- Publisher: CBS Electronics
- Designer: Richard K. Balaska Jr.
- Platform: Atari 2600
- Release: NA: 1983;
- Genre: Maze

= Tunnel Runner =

1983 video game

Tunnel Runner is a first-person maze video game published by CBS Electronics in 1983 for the Atari 2600. It was programmed by Richard K. Balaska Jr. Tunnel Runner is one of three CBS games for the 2600 with an additional 256 bytes of RAM in each cartridge, a feature promoted by CBS as "RAM Plus". The other two RAM Plus games are Mountain King and the conversion of the arcade video game Omega Race.

==Gameplay==

The game offers two modes of gameplay. The GAME1 mode is a campaign mode, with pre-programmed levels that never change. GAME2 mode generates random mazes for each level.

In the game, the player has a first person view of a maze to navigate. The task is to locate and use the exit door of the labyrinth within a certain time limit. Whilst many mazes have multiple exit doors, the player must find the key hidden somewhere in the labyrinth. Once the key is obtained the player can leave and progress to the next maze. However, if the player could not find a way out of the labyrinth within the time limit they have to repeat the level upon finding the exit. At higher levels the available time decreases considerably.

Gameplay screenshot

Apart from the time limit, there are many other obstacles in each level. Several creatures - called Zots - are scouting the tunnels, looking for the player. Unarmed, the player must avoid them at all costs in order to quickly find the key and exit to the next level. This is quite easy at the start, but later the game becomes harder by placing more Zots on each level (up to a maximum of four). Above all this, the Zots get faster and faster up to a certain limit and at higher levels they can even pass through walls. This is not a glitch, the manual refers to this as "Zot magic". Because of the Atari's limitations, the game lacks a turning animation when changing directions, so it is easy to become disoriented, especially when the Zots are chasing the player.
It is also worth mentioning that the walls' colour constantly changes in each maze. The most difficult levels have black walls where only the floor is visible and the doors themselves cannot be seen (making it impossible to know what type they are). Tunnel Runner features many black levels in a row periodically, making them a real challenge to pass.

To compensate the increasing difficulty of the game, the player's running speed also increases during the game. The small arrow on the time indicator always pinpoints the direction the player is facing, and the player also has a map to help him out of each maze. The player may press the FIRE button to view a map of the current level in overhead form which shows the location of the player, the Zots, the key and the exit.

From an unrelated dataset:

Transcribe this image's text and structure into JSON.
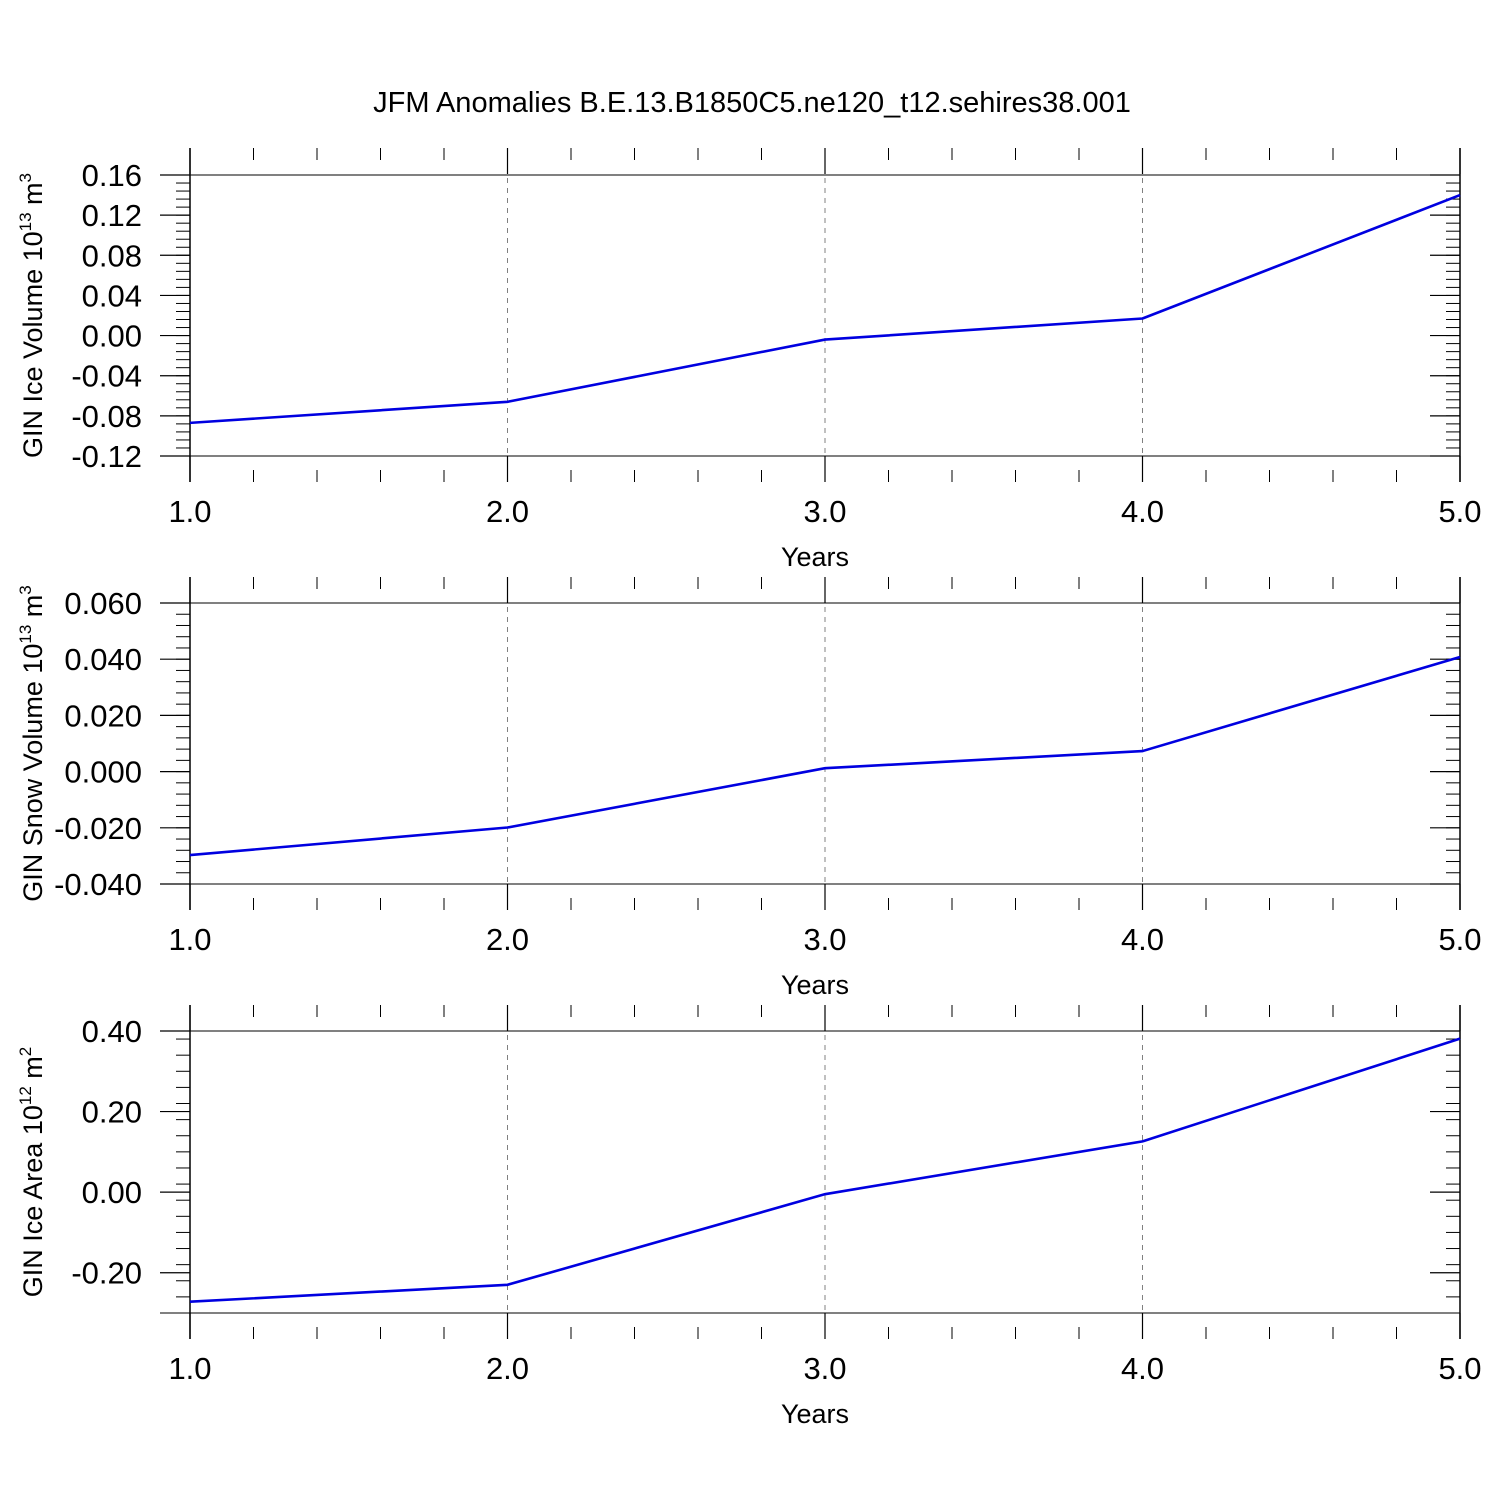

As the levels progress the increasing difficulty also affects the map, such as making the map invisible (especially on black wall levels), making the Zots invisible or making the player or the key invisible. The map is never rendered to be completely useless, so "something" will always be shown regardless the current level state. Viewing the map, however, may cause the player to be vulnerable as the player must stand still to view the map while the Zots can move freely during that time.

Although not shown on the map, there are multiple types of doors in each maze. They can be found easily as the floor is colorfully vibrating in front of a door on a nearby wall. There are four types of doors which only the player can use; the Zots cannot. The player will automatically stop running each time they reach one of these colorful sections, and the time will not decrease while standing on it. The player must take these into account when running away from Zots.

Door with up arrow. The exit of the maze. Only accessible if the player has acquired the key. These are only found at the east walls of each maze, and are shown on the map at early stages.

Door with double up arrows. Warp exit, which transfers the player ahead two levels instead of one. Only accessible if the player has acquired the key and has seen the normal exit before. These warp exits only appear at the east walls of the maze.

Door with two side arrows. Teleporting doors. Upon entering, they transfer the player to a random location of that particular maze. They can be extremely useful for escaping from the Zots and saving precious level time at higher stages. The random teleportation may also be valuable help in finding the key, as sometimes the player will spontaneously grab the key during the "teleportation". However, there is always a slight chance of being teleported right in front of a Zot. They can appear on almost every wall.

Door with double down arrows. This door sends the player back to the previous level, and is considered an obstacle, especially at black wall levels where all doors are invisible. Like teleporting doors they can be seen frequently on many walls.

Doors with "cb db" symbol. This door cannot be entered, but staring at it will award the player with up to 1000 bonus points as long as they continue to face it. Turning away and turning back will not restore the scoring ability. Being a secret door they are quite rare, but can appear everywhere and are invisible on the level map. The symbols are the initials of the game's programmer and his wife of the time.

The player has three initial extra lives when starting a new game. Every time a Zot catches the player, he or she loses one life and reappears at a random location in the level with the same time he had before the unfortunate event (the player will also not lose the key). The player may also gain extra lives (maximum four) by earning a certain number of points. Points are awarded for wandering through tunnels, exiting the level as soon as possible, or finding the "cb db" secret doors.